One Day at a Time

There will be times when phases in your life will take a little longer or way longer than you had expected or hoped, but the truth of the matter is, while you waiting on the world to change, take the time to enjoy it, for tomorrow never dies.
11/12/2013 07:25 am ET Updated Nov 19, 2013

How many times have you had the feeling that it's all just a little too much? Too much to think about. Too much to conquer. Too much to change. Too much to try and stay the same. Maybe it's the approaching 30 thing for me, but there are often times lately that I feel like I have a mountain to climb to "figure" it all out -- right now, tomorrow, this week, by the end of the year, by my next birthday.

What's this emotional phenomenon about putting an arbitrary time stamp on things? Even me, a real hippie a lot of the time and a true optimist, finds myself haunted by my Type-A tendencies and before I know it, it's a Tuesday at 3 a.m. and I can't remember whether I haven't gone to sleep yet, or if I've woken myself up early from feeling like I need to "think" about things. If only clutching your pillow to your chest and staring at the popcorn ceiling of your apartment brought the clarity we so hope it would.

Maybe it's L.A., maybe it's my generation, maybe it's me, but so often I feel like I'm in first place to a race with no one else in it and with no finish line. I'm franticly trying to do it all in that way that can only be described in all upper case, bold and italics: find fulfillment, reinvent myself, be a good person, build a future, try new things, be vulnerable, let things go, hold on tight, and with all of that going on, I've somehow lost hold of such an important tenant in life -- curiosity. (Thank you Sarah Brokaw).

The truth is, each new day really is a gift -- a rebirth, a chance to start all over, a chance to do it the same because it felt right, too. And while we can control our output of energy, thought and influence on the world, we're all certainly aware that we can't control everything that comes back at us, so why not approach all that with a sense of intrigue, not fear?
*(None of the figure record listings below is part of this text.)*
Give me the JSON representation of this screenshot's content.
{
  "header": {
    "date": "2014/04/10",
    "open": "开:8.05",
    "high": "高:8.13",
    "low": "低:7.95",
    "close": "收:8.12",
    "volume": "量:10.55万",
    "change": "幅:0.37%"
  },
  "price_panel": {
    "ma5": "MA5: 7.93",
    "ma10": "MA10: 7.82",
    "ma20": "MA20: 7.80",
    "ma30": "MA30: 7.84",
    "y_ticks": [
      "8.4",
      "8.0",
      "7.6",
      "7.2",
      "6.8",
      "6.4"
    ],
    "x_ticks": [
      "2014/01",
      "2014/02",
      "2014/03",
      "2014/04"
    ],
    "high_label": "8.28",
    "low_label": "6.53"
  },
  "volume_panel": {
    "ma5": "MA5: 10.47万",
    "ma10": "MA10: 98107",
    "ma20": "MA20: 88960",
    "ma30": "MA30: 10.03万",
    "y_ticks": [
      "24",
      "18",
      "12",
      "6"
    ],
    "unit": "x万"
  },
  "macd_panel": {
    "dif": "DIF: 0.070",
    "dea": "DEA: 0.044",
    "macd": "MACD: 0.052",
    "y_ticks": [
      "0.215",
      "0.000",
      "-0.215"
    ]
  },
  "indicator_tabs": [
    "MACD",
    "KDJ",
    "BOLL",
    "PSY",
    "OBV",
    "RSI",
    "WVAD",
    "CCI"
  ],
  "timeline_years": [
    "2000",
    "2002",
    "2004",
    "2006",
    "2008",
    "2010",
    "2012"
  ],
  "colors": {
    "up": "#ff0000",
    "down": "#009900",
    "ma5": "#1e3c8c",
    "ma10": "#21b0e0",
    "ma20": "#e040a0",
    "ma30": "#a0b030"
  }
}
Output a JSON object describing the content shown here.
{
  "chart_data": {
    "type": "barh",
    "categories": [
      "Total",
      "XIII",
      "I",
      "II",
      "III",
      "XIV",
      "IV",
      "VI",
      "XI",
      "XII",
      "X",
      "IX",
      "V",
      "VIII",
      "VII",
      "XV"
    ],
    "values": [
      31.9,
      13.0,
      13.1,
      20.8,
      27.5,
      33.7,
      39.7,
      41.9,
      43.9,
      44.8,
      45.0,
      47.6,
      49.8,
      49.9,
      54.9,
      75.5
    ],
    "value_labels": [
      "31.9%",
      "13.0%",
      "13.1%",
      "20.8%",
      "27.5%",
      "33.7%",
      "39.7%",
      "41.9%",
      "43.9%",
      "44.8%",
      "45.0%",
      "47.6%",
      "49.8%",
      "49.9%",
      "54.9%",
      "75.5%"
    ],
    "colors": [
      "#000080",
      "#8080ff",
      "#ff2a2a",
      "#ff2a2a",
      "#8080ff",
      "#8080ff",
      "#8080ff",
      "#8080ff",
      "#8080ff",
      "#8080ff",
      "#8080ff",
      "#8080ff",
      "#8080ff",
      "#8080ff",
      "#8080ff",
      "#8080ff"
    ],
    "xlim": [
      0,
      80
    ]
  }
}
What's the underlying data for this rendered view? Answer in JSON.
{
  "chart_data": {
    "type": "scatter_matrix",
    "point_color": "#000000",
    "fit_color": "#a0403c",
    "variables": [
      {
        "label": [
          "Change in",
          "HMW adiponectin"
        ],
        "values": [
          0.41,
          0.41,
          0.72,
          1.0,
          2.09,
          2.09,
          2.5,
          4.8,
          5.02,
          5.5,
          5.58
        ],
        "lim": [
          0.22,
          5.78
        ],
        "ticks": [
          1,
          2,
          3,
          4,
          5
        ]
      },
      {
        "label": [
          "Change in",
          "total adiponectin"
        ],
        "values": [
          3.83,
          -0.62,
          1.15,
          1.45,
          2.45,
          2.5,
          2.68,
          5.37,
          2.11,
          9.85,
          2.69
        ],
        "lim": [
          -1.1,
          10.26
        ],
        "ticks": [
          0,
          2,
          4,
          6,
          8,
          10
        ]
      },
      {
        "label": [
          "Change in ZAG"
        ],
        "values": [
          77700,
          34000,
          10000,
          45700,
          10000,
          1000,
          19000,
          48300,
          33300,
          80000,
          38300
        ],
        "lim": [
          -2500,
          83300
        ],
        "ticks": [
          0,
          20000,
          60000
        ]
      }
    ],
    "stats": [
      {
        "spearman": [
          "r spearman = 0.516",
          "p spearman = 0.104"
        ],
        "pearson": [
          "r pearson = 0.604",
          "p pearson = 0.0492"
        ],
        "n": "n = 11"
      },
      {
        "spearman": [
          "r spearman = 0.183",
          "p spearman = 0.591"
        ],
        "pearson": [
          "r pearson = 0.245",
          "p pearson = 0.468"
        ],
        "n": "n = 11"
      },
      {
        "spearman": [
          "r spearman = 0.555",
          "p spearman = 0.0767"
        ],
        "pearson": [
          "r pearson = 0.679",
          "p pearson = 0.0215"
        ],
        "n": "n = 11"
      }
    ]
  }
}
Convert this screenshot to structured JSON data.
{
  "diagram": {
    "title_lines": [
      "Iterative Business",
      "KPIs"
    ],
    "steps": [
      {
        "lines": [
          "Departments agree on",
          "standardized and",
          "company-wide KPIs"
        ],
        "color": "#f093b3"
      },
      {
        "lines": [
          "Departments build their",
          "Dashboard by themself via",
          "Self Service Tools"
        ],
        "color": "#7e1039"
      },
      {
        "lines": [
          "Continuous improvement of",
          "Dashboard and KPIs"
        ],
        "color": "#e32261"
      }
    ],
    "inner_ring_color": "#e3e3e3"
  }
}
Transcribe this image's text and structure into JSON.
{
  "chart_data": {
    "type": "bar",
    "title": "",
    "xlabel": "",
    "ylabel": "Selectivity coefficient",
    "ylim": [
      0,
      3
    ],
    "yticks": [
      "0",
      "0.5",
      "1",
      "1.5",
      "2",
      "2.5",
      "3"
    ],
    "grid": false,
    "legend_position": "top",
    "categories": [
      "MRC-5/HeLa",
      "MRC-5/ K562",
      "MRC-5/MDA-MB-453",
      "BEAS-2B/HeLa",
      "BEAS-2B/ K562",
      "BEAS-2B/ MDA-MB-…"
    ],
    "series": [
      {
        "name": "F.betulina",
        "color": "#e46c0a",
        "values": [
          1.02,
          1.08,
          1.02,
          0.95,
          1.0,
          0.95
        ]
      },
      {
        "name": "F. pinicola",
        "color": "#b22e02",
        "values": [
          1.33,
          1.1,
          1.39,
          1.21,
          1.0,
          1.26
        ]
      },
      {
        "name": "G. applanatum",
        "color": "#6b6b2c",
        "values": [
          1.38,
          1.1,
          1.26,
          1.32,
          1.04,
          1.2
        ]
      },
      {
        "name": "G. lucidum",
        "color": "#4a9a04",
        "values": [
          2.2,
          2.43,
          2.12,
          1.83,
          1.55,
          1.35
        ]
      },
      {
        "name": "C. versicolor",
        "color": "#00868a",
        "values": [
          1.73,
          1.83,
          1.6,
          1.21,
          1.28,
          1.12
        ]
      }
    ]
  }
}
And perhaps the most manageable way to do that is to take it all just one day a time every once and a while. A lot can happen in 24 hours. I can remember several instances where for better and for worse, the person I woke as, was not the person I went to sleep as.

Your short-term and long-terms goals are necessary for (perceived) vital planning, but once you feel like you've got them pretty much sketched out for the time-being, roll up those plans and put them on the top shelf for a while -- they aren't going anywhere unless you want them to. If you've decided to want to be a famous painter, the only way to get there is by first just going to buy the paint. If Monday means just that, and Tuesday means buying brushes, by Friday you're fully stocked and by next week, you're starting a masterpiece... or not. That's the other thing, it doesn't always have to be a masterpiece. Enjoy the process of trying something new, seeing what comes and what that new experience holds for the moment -- however long that lasts. In this way, we stay connected to the joy in our lives.

It's a mental thing. If you decide Monday is about getting paints, maybe don't tell yourself you're getting paints today because you have to get brushes tomorrow. Tell yourself that all you have to do today is decide on which paints you might like to use and suddenly that trip to the art store is much more of a curious exploration, rather than a necessity.

The same applies for relationships or jobs. It goes without saying that making good decisions is always paramount, but beyond that, why stifle the whole exploratory process by putting parameters on things. If you want to get married, it's important to date someone who also shares that same interest, but do you have to choke the relationship with time frames and ultimatums and "next step" talks all the time? Today. No. In six months or two years, sure. If you want to be a lawyer, is it probably best to intern at a law firm? Sure. Is it necessary to stress about "making partner one day" when you're barely a grad school graduate? I'm going to go with no. Decide if you like it first. And I mean really like it because you like it, not because Mommy and Daddy paid for it, or that's what professional people do -- follow through and succeed.

You start to lean along the way that gold stars do come from promotions and big Christmas bonuses, of course, but they also come from moments of joy and curiosity -- when you learned something new about yourself. For those gold stars, you need time for those things to happen. Breath in time. Grace in time. Joy in time. Curiosity in time. It's so important to take the time to be surprised by life and the beautiful people we surround ourselves with, not to mention ourselves. How do you get to learn who you are, if you don't take to time to feel it out for a minute?

There will be times when phases in your life will take a little longer or way longer than you had expected or hoped, but the truth of the matter is, while you're waiting on the world to change, take the time to enjoy it, for tomorrow never dies.